1980年代半ば、低フリップ角と短TRを用いて待機時間を省き、高速・低SAR・良好なSNR/時間効率を実現するFLASH(Fast Low Angle Shot)が提案された。FLASHは読み出し勾配の反転でFIDをエコー化し、多数回の迅速反復により秒オーダーの撮像を可能にした。[19]

その後、RF位相インクリメントとスポイラ勾配で横磁化の履歴を抑えるRFスポイルドGREが普及し、短TRでもエルンスト方程式に従う明確なT1強調が得られるようになった。これは造影MRA、心筋パーフュージョン、3D解剖撮像など高速T1撮像の標準形となった。[20]

一方、全軸の勾配モーメントを各TRで厳密にゼロ化するバランスドSSFP(bSSFP)は、TE=TR/2のエコーで高SNRを示し、短TR条件では概ねT2/T1比に依存する独特のコントラストを与える。心機能CINEなどで広く使われるが、オフレゾナンスによる周期的なバンド状低信号(バンディング)を抑えるため、TR短縮や位相循環などの工夫が重要である。[20]

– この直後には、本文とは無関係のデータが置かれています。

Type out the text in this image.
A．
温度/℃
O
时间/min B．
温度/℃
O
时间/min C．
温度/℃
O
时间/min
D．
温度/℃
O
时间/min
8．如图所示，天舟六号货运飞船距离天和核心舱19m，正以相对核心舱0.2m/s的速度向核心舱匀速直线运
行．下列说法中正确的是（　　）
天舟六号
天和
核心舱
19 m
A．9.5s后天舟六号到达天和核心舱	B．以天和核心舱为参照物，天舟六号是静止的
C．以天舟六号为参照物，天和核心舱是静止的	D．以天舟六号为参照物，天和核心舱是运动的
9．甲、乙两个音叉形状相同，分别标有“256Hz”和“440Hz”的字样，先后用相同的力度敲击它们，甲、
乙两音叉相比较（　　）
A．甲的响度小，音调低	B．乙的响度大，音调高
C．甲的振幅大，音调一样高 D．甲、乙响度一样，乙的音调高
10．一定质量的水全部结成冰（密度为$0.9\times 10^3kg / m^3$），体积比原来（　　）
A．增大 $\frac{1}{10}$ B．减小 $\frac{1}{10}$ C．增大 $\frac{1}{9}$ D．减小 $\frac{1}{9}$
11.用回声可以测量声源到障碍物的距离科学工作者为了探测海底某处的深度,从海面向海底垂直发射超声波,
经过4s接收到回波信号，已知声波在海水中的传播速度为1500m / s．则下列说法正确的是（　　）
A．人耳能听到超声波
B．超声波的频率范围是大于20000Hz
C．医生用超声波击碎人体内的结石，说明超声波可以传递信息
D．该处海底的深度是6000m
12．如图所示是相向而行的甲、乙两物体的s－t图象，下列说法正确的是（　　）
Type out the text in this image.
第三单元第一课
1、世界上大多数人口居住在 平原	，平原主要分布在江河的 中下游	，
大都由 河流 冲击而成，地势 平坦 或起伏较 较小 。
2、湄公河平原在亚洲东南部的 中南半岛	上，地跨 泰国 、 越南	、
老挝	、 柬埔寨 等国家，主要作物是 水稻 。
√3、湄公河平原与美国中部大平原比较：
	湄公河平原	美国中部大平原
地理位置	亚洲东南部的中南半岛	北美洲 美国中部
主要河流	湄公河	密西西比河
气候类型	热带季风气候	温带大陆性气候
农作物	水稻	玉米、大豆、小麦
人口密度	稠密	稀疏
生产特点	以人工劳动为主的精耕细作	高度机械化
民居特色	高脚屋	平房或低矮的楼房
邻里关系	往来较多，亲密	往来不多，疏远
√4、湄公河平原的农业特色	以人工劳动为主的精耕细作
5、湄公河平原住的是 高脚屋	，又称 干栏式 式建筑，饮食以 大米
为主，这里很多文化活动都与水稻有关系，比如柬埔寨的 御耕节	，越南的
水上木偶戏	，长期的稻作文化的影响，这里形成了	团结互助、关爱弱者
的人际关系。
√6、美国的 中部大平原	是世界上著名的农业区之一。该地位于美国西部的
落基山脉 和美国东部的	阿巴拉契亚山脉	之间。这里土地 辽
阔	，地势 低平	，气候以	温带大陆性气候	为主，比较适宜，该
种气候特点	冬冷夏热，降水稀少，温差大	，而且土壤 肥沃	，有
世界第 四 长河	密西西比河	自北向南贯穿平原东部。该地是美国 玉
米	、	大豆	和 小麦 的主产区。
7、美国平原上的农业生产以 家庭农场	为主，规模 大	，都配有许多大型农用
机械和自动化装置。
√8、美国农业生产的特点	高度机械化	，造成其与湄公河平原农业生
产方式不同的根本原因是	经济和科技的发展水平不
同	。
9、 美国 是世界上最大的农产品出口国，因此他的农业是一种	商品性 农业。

1990年代初頭、ヒト一次視覚野の刺激課題により、4TのGRE画像で内因性信号が5–20%程度増加し、TEを短縮すると効果が減弱することが報告された。これは血流増加が酸素代謝増加を上回ることで静脈血デオキシヘモグロビンが減少し、磁化率差が縮小、T2*が延長して信号が増えるというBOLD(blood oxygenation level–dependent)コントラストの実証である。[21][22] BOLDは灰白質に優位に現れ、左右視野刺激で一次視覚野の対側半球に局在するなど、機能局在マッピングに有用である。[21][22]

さらに、T2*ベースの手法は、長TEのGREや関連技術を通じて磁化率差(微小出血、静脈、含鉄沈着など)を強調しうる原理・実装・応用が体系化され、構造・機能双方の評価に応用範囲を広げている。[23]